# trying to find parts for a 68 quadrajet, i need pics!!!



## danthepontiacman (Jul 5, 2008)

hi yall well its time to start buying everything ill need to put this 68 quadrajet on my 66 326 but the carbs missing the mixture screws and some choke rods and i know were to get all that but what i dont know is what all ill need in the way of pcv parts, choke parts, mounting hardwear, idk if my original throttle cable will work with the quadrajet( 326 has a 2v on it now) and i really know nothing bout what ill have to do to the vacume lines, what on the carb will need to be blocked off like ports i dont need and idk how to tell if my carb had a idel stop solenoid or not, i need some detailed pictures of the linkedge, vacume lines and stuff so if any of yall can help it be great, btw the carb is model 7028262 and my car has a st300 auto so ill need to hook up the modulator line too


----------



## BearGFR (Aug 25, 2008)

danthepontiacman said:


> hi yall well its time to start buying everything ill need to put this 68 quadrajet on my 66 326 but the carbs missing the mixture screws and some choke rods and i know were to get all that but what i dont know is what all ill need in the way of pcv parts, choke parts, mounting hardwear, idk if my original throttle cable will work with the quadrajet( 326 has a 2v on it now) and i really know nothing bout what ill have to do to the vacume lines, what on the carb will need to be blocked off like ports i dont need and idk how to tell if my carb had a idel stop solenoid or not, i need some detailed pictures of the linkedge, vacume lines and stuff so if any of yall can help it be great, btw the carb is model 7028262 and my car has a st300 auto so ill need to hook up the modulator line too


Hey Dan,
Do yourself a favor and pick up a copy of the Cliff Ruggles book, How to Rebuild and Modify Rochester Quadrajet Carburetors
. All kinds of info in there about how to ID what you have, different options, how to set it up for best performance, etc. You can find it on-line and also usually at the "big" book stores.

Good stuf.

Bear


----------



## 68GTO4004Spd (Jun 19, 2008)

Here's a couple pics of my 68. I may have some better ones at home.


----------



## dimitri (Feb 13, 2009)

Hey Dan, I totally agree with bear about the book. I have the book and it really helps. You should also get the rebuild kits from him. Best quality material for oxigenated fuel. Cliffs High Performance Quadrajets :: Qjet Carburetor Rebuild Kits, Parts, Quadrajet Rebuilding, Quadrajet Parts, Bushing Kits, Carb Tuning Inline tube has the steel line for your modulator to trans. I bought a bunch of stuff from them, all made in U.S. Fits great for GTO's. One of the issues the 68 carb had was a small float bowl. You do not need to use the Idle stop selinoid as long as your idle is around 650 or turn it off in drive. These selinoids are no longer available. The choke on your intake will probably not work. You might need to switch to an electric choke. I am not familiar with the intake you are running. You can buy that electric choke from Cliff. Look at picture 4 of 4 that 68gto4speed sent. The vacuum port that is plugged to the left of the fuel inlet is for your steel tube that goes to your modulator. The vacuum port to the right of the fuel inlet is for your distributer if you want ported vacuum. I keep this plugged and run manifold vacuum for my car. If you need to replace your throtle cable and mount, inline tube sells this and the throtle return spring. On the back of the base plate in the middle there is a large threaded hole I think it is 3/8" pipe. This is for your brake vacuum booster if you have power brakes. If you do not have power brakes, plug this off. Make sure to use the blue accelarator pump that Cliff sells.


----------



## GTO JUDGE (May 14, 2005)

When I got my car it had a manual choke. I think this has something to do with my cold start issue.

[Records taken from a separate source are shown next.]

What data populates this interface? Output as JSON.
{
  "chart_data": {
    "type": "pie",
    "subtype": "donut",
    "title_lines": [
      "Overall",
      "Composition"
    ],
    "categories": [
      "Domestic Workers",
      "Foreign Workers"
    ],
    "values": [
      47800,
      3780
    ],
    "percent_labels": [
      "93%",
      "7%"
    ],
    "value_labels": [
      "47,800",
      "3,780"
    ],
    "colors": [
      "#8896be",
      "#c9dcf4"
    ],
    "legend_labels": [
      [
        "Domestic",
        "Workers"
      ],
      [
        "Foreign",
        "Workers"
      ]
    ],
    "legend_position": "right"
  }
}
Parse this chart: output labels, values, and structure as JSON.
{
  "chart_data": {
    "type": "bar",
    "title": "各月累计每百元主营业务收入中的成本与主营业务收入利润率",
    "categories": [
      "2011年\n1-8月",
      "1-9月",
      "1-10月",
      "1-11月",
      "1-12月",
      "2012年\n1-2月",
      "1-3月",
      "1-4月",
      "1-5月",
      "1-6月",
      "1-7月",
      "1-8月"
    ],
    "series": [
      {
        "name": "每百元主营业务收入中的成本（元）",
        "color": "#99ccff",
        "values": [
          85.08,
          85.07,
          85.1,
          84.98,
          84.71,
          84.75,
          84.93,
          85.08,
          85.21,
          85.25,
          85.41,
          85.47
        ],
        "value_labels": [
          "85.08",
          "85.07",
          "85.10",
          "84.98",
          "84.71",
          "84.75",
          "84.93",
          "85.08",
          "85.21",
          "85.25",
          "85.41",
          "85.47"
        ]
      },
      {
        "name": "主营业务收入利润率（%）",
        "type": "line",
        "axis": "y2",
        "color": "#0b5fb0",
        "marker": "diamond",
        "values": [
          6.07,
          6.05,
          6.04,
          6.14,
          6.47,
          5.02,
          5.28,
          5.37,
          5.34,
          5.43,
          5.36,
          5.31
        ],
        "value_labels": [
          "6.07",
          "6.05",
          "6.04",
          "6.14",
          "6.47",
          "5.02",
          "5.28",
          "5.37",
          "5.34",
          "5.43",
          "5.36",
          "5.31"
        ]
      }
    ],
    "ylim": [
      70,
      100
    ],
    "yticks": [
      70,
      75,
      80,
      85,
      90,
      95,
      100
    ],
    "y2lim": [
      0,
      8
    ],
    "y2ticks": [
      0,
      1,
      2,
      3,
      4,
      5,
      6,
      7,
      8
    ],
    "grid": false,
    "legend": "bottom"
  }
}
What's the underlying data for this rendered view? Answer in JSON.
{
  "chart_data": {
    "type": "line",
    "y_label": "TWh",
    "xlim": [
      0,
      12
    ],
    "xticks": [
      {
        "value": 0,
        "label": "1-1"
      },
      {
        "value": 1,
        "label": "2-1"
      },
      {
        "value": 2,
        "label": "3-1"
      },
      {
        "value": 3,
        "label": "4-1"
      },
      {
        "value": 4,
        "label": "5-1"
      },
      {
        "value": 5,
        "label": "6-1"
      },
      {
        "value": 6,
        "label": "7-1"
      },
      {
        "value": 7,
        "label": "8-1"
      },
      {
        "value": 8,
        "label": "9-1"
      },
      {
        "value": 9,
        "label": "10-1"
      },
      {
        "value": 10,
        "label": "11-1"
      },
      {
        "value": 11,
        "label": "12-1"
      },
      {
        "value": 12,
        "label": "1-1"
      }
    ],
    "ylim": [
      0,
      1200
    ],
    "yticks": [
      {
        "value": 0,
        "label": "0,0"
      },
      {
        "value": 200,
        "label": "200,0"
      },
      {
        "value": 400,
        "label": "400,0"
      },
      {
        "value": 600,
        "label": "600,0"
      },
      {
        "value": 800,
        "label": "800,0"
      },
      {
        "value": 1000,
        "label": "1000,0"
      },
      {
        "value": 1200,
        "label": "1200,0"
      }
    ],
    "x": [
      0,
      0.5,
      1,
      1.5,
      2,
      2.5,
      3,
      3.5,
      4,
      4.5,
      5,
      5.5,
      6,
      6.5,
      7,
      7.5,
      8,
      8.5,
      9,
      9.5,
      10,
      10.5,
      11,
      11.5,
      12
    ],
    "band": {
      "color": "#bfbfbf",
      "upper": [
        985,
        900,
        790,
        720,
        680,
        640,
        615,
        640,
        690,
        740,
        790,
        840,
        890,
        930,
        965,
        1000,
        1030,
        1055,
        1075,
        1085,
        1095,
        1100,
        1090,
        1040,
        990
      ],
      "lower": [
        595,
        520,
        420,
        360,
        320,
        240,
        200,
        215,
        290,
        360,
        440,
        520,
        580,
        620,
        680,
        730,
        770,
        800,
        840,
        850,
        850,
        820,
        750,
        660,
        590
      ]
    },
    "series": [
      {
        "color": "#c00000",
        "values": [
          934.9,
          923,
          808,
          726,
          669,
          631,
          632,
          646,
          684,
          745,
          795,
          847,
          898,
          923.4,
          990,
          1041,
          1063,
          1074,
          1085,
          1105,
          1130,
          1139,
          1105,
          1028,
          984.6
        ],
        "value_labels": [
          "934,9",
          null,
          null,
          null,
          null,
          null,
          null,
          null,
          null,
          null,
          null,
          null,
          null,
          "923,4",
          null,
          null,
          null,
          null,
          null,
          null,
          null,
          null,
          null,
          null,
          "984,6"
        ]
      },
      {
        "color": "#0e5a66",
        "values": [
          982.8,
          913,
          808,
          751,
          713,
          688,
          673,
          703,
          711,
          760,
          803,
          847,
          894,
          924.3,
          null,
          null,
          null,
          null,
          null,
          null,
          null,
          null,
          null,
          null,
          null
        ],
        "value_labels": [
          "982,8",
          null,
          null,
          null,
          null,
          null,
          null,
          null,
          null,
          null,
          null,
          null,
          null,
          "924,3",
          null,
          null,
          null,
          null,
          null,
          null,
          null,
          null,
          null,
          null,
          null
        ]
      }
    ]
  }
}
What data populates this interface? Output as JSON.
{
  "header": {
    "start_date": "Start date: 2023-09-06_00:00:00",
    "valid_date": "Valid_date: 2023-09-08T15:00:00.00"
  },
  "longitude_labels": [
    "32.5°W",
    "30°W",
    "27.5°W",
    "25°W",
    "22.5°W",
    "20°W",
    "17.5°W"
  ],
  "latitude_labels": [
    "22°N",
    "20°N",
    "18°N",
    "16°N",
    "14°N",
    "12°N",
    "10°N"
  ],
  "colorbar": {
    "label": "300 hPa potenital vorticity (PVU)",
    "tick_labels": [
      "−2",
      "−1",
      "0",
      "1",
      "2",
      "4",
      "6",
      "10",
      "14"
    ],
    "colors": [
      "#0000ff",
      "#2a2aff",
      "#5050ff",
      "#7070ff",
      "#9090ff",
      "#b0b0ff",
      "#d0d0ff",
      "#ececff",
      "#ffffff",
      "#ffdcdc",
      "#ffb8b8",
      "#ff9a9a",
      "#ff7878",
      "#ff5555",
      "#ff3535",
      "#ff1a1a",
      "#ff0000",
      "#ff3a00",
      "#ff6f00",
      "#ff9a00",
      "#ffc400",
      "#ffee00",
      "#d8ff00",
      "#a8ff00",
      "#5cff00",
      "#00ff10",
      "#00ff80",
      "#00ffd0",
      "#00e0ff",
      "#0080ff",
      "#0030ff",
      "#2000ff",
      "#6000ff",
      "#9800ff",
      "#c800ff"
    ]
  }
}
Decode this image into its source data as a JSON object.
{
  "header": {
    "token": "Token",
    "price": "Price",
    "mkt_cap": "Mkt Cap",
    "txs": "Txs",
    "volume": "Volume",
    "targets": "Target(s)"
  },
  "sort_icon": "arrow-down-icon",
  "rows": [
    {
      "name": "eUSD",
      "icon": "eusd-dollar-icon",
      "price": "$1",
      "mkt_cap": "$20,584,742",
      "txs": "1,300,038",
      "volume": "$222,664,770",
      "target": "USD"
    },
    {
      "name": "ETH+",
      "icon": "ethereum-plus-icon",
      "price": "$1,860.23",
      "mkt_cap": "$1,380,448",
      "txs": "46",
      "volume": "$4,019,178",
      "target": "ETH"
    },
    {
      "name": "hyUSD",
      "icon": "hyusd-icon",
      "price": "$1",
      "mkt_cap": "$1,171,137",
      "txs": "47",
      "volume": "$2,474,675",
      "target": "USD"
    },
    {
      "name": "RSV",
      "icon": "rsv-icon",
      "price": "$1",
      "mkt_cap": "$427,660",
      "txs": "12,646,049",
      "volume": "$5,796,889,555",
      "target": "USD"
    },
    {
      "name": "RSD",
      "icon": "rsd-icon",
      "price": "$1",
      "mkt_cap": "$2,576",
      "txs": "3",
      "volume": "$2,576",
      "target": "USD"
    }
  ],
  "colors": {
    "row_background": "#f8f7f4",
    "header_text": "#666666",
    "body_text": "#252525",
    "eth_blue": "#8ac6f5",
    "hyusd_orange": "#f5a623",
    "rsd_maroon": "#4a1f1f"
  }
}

Switching over to automatic choke while I am at it gonna rebuild the carb. Parts gotten from > Quadrajet Carburetor, Rochester 2G Rebuilding & Tuning Parts & Tools

cept the choke thermostat housing coming from Ames.


----------



## 68GTO4004Spd (Jun 19, 2008)

Actually the vacuum from the distributor is on the back coming off the trottle body. I'm not sure when the one on the front runs to.


----------



## danthepontiacman (Jul 5, 2008)

ok like ive sead befor my carb is 7028262, 1 68 pontiac 400 qith a auto is what it says it came from, this one has the dual vacume advance but some of the others ive seen with this same number dont, can anyone fill me in on why? between this and the fact the throttle arm is not a pontiac type im starting to think someone changed the base plate and added the deal advance.. or am i way off?


----------